NI: Top civil servant calls for Westminster legislation on historical institutional abuse redress
The head of the Northern Ireland Civil Service has written to Northern Ireland Secretary Karen Bradley to ask her to progress legislation to provide redress for survivors of institutional childhood abuse.
The Executive Office (TEO), in the absence of a functioning Northern Ireland Executive, drafted legislation on the basis of the recommendations made in the final report of the Historical Institutional Abuse Inquiry in 2017.
As well as redress, the legislation would create a statutory Commissioner for Survivors of Institutional Childhood Abuse with a monitoring and advocacy role, supported by an advisory panel composed of victims and survivors of historical institutional abuse.

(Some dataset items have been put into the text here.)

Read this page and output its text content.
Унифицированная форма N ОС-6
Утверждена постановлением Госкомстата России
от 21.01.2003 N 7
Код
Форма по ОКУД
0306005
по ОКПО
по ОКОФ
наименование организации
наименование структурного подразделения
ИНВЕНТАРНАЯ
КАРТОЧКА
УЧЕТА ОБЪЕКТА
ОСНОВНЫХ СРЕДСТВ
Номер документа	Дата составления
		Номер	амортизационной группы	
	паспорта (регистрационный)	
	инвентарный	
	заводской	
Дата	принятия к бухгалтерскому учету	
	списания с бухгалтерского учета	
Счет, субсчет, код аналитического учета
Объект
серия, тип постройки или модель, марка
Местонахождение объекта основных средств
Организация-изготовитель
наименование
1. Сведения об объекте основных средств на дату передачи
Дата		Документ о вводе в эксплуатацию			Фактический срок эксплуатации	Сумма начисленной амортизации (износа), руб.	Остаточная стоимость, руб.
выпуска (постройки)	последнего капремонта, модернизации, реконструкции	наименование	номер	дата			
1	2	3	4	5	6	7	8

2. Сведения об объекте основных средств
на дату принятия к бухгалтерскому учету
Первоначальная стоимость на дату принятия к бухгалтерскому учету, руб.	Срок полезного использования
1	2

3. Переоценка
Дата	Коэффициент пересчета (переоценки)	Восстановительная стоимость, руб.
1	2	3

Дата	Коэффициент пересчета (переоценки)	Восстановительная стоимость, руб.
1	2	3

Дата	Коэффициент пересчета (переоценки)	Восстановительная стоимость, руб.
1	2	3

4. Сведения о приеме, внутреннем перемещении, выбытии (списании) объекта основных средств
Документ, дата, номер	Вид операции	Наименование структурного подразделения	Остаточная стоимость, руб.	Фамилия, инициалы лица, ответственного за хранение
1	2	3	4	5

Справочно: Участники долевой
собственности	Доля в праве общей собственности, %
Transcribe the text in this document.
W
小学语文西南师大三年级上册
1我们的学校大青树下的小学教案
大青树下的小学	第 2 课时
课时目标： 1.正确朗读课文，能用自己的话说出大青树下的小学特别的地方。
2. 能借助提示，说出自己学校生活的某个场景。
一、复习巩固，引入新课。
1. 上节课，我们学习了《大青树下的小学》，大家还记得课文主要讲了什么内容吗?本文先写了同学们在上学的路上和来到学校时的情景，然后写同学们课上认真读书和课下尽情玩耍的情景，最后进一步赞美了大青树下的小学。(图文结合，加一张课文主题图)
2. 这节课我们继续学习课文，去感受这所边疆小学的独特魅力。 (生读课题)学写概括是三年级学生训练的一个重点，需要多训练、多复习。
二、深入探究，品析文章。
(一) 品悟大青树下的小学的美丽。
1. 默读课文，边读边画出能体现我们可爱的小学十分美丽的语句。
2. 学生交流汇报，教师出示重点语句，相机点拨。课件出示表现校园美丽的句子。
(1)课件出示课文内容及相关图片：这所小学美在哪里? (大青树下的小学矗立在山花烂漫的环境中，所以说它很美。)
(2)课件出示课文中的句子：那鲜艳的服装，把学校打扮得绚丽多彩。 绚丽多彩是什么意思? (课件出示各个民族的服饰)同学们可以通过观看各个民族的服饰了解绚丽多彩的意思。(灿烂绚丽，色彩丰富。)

A public consultation ran from November 2018 to March 2019 and a report on responses was published yesterday.
The report confirms that David Sterling, Northern Ireland’s top civil servant, has written to Ms Bradley “providing her with a copy of this report and requesting that, in the absence of a Northern Ireland Executive, she progresses the legislation through Parliament”.
It adds: “In doing so, it would be for the Secretary of State to consider the consultation findings outlined in this report and decide if any changes should be made to the legislation in advance of it proceeding through the Westminster parliamentary process.”